To meaure the surface tension of a liquid, a rod of r = 1 mm radius and l = 1 cm length is dipped horizontally into the liquid (see figure). The force required to pull the rod out of the completely wetting liquid is measured to be 0,49 mN. What is the surface tension of the liquid? This formula can be applied to the Wilhemly Plate Technique for measuring surface tension. When a rectangular plate having length l and thickness t is submerged, P, the perimeter of the plate, is 2(l + t). When ithe submerged item is a rod, is it reasonable to assume P = 2(2r + l), i.e. the liquid surrounds half the surface area while the rod is being pulled out?
The perimeter of a rectangle is 2(l+w) where l=length w=width State your problem more clearly. Are you trying to find the surface submerged into the liquid? Is this surface includes the bottom side of the rod or just the side surface?
I remember this one from my GCE practical exam in the 1960s We had to float a needle on the surface of a dish of water , then drag the needle up the meniscus with a magnet, balancing the surface tension against the magnetic force to measure the tension.

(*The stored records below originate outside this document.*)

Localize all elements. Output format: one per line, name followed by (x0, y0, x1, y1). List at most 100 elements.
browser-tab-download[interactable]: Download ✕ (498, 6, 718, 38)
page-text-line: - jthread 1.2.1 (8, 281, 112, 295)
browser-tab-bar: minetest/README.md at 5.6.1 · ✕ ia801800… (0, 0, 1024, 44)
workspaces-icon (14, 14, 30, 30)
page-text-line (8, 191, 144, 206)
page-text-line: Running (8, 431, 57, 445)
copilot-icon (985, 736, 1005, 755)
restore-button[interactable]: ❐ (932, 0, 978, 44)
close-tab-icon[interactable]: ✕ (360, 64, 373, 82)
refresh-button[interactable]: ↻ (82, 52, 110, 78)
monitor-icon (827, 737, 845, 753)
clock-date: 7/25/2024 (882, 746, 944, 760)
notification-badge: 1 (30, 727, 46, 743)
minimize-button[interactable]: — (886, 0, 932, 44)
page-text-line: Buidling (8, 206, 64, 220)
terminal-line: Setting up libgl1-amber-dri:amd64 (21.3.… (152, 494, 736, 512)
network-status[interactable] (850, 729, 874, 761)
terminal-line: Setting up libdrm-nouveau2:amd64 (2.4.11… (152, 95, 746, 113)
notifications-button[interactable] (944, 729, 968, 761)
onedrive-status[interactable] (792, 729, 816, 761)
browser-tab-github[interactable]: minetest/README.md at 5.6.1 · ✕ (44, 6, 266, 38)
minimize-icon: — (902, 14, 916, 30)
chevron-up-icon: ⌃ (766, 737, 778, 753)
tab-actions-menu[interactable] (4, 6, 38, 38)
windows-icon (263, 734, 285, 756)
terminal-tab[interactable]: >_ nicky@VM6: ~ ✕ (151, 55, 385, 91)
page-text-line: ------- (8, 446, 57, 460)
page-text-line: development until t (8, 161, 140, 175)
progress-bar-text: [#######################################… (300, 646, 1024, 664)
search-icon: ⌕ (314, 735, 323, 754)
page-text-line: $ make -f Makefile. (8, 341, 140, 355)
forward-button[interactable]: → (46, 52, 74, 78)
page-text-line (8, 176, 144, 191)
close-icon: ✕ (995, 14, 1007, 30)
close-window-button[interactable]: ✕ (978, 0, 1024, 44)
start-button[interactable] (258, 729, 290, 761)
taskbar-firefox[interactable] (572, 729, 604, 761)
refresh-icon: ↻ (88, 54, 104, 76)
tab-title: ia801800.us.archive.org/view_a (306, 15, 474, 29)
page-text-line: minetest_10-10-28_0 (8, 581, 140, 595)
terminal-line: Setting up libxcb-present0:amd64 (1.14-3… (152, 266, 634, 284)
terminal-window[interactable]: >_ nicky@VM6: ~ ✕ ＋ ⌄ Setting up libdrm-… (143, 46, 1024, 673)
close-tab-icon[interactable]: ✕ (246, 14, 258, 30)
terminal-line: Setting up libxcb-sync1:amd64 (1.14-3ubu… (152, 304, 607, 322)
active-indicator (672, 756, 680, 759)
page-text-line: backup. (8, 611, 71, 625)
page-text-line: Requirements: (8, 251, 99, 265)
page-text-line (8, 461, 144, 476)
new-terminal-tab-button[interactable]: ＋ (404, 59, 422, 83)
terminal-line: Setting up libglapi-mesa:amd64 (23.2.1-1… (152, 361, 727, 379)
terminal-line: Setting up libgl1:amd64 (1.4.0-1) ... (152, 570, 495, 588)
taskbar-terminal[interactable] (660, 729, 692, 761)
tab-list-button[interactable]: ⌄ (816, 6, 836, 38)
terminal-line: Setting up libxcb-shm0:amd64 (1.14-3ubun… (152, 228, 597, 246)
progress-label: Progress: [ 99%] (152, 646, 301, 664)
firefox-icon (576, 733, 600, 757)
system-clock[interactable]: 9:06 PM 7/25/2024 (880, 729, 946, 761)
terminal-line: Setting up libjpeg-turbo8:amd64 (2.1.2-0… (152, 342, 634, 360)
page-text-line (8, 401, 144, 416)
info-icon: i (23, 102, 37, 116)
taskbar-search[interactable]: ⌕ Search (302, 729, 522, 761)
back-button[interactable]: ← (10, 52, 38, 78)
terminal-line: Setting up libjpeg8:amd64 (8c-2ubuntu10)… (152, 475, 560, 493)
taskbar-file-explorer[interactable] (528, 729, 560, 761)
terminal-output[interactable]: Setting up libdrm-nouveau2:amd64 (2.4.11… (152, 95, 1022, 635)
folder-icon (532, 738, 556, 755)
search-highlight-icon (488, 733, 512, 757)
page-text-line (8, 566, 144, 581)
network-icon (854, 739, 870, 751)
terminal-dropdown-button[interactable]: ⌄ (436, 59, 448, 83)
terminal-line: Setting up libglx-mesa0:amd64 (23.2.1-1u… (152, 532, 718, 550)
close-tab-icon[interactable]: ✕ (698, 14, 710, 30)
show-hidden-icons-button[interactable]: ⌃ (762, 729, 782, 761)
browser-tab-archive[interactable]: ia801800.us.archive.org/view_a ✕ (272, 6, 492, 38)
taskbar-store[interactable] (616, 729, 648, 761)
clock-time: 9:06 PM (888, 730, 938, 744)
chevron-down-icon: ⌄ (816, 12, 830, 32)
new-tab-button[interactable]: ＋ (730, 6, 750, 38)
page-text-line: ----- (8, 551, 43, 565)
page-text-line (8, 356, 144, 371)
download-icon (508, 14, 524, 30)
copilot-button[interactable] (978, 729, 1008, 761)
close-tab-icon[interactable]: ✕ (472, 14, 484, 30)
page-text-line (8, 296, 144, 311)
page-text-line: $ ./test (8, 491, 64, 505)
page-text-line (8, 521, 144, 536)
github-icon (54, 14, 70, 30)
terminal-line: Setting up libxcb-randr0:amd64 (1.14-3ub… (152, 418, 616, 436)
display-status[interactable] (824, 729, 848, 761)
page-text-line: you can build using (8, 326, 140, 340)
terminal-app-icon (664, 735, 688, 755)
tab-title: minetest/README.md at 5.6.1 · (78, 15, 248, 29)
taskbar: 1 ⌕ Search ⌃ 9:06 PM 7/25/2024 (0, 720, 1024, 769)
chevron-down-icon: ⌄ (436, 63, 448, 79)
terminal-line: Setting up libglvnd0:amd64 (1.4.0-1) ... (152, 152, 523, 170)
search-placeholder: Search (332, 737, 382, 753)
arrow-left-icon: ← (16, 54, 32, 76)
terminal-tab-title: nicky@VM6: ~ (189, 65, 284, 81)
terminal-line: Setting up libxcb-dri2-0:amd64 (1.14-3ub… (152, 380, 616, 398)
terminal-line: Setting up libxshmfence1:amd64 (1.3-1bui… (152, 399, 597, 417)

The problem is stated in its original form. I forgot to add an illustration, now it's done. I'm trying to find the surface tension. I'm familiar with problems of this kind where the submerged item is a Wilhelmy plate. Then P = 2(l + t) where l is the length and t is the thickness. This is the perimeter of the cross section between the plate and the liquid. The cross section isn't that obvious - at least not to me - when the plate is replaced by a rod. Assuming P = 2(1cm + 0.2 cm) = 2.4 cm, I get
If it is the perimeter of the cross section, ie around the plate, then for the rod the perimeter is 2*pi*R.